Buildings.Electrical.AC.ThreePhasesUnbalanced.Loads.Examples.Loads_N

This model tests unbalanced load models with neutral cable connection

Buildings.Electrical.AC.ThreePhasesUnbalanced.Loads.Examples.Loads_N

Information

This example model shows how three-phase unbalanced loads with the neutral cable can be used.

This model contains three different loads of different type. They start in a balanced configuration and at time t = 0.25 s the loads on the first phase start to increase their power consumption.

When the loads start to be unbalanced the sensors starts to measure a current in the neutral cable sen.I[4]. This is the current necessary to satisfy the Kirchoff Current Law (KCL) such that the algebraic sum of the phase current in each load is equal to zero.

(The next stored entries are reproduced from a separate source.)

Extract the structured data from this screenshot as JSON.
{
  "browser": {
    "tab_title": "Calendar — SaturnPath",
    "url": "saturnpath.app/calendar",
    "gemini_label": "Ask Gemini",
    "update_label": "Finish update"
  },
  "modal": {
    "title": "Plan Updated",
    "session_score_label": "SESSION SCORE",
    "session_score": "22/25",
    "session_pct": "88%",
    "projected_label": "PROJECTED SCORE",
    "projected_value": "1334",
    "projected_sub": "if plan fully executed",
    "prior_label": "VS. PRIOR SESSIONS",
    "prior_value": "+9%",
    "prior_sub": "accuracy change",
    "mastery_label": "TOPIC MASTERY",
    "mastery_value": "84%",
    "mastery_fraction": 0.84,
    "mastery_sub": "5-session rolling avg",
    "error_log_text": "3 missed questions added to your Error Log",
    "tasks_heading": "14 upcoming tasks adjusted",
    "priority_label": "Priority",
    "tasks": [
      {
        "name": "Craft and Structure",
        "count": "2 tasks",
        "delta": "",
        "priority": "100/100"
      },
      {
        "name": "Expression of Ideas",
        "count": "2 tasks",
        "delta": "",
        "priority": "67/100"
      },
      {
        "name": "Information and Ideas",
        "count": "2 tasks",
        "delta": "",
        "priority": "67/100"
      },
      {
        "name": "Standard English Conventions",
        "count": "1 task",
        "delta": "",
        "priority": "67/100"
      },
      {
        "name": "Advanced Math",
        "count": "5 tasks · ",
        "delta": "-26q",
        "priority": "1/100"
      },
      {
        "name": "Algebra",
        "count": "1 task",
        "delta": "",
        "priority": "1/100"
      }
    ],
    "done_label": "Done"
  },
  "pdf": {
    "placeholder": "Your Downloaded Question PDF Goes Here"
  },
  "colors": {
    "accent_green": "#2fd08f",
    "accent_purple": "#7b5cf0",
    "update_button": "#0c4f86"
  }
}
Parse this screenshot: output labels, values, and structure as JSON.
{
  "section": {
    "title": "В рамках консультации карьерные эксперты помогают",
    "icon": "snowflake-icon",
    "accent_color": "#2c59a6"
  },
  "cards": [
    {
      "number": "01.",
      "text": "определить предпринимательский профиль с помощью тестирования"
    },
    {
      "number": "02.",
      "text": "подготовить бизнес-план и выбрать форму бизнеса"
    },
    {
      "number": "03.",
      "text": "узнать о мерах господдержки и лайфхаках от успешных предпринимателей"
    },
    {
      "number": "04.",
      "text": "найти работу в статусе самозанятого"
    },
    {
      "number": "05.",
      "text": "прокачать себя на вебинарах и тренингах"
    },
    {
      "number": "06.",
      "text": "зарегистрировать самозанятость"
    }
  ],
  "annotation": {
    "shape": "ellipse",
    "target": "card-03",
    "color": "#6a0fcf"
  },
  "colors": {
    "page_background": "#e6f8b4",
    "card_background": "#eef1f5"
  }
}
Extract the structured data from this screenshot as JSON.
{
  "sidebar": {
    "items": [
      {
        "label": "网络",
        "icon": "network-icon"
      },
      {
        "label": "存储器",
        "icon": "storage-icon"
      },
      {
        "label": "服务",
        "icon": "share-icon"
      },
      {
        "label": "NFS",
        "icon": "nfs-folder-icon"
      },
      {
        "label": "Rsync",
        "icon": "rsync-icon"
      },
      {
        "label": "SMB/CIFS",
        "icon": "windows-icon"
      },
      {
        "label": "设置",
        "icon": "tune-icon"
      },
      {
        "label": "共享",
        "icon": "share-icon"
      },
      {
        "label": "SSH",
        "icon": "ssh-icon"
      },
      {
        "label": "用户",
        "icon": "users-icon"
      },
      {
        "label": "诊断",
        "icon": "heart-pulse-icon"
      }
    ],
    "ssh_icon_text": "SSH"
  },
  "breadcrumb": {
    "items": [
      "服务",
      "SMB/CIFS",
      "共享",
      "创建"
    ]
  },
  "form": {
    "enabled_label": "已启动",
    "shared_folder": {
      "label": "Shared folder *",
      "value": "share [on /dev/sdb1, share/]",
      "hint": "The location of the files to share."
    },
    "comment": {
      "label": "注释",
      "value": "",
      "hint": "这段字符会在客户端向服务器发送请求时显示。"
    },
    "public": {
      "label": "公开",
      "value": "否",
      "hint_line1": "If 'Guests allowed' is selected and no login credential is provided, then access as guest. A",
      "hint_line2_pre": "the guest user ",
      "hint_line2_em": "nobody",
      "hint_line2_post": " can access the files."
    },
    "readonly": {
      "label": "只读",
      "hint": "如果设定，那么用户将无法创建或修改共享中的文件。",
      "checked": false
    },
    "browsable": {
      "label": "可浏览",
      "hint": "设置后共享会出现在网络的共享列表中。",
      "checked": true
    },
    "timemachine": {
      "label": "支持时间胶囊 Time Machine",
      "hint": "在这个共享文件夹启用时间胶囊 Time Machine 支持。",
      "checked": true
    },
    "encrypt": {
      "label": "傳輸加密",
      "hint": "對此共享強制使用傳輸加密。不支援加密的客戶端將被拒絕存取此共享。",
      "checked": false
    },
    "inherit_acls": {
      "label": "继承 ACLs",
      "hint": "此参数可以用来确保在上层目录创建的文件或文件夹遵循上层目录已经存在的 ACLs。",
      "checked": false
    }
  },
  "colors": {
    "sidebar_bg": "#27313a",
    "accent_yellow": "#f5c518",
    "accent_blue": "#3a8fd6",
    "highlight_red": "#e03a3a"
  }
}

Extends from Modelica.Icons.Example (Icon for runnable examples).

Modelica definition

model Loads_N "This model tests unbalanced load models with neutral cable connection" extends Modelica.Icons.Example; Sources.FixedVoltage_N sou(definiteReference=true, f=60, V=480) "Voltage source"; Modelica.Blocks.Sources.Ramp ph_1( offset=-1000, duration=0.5, startTime=0.25, height=-500) "Power signal for loads on phase 1"; Modelica.Blocks.Sources.Constant ph_23(k=-1000) "Power signal for loads on phase 2 and 3"; Resistive_N loaR_N(mode=Buildings.Electrical.Types.Load.VariableZ_P_input, V_nominal=480) "Resistive load with neutral cable"; Inductive_N loaRL_N(mode=Buildings.Electrical.Types.Load.VariableZ_P_input, pf=0.9, V_nominal=480) "Inductive load with neutral cable"; Capacitive_N loaRC_N( mode=Buildings.Electrical.Types.Load.VariableZ_P_input, pf=0.7, V_nominal=480) "Capacitive load with neutral cable"; Sensors.GeneralizedSensor_N sen "Power sensor with neutral cable"; equation connect(ph_1.y, loaR_N.Pow1); connect(ph_23.y, loaR_N.Pow3); connect(ph_23.y, loaR_N.Pow2); connect(ph_1.y, loaRL_N.Pow1); connect(ph_1.y, loaRC_N.Pow1); connect(ph_23.y, loaRL_N.Pow2); connect(ph_23.y, loaRL_N.Pow3); connect(ph_23.y, loaRC_N.Pow2); connect(ph_23.y, loaRC_N.Pow3); connect(sou.terminal, sen.terminal_n); connect(sen.terminal_p, loaR_N.terminal); connect(sen.terminal_p, loaRL_N.terminal); connect(sen.terminal_p, loaRC_N.terminal); end Loads_N;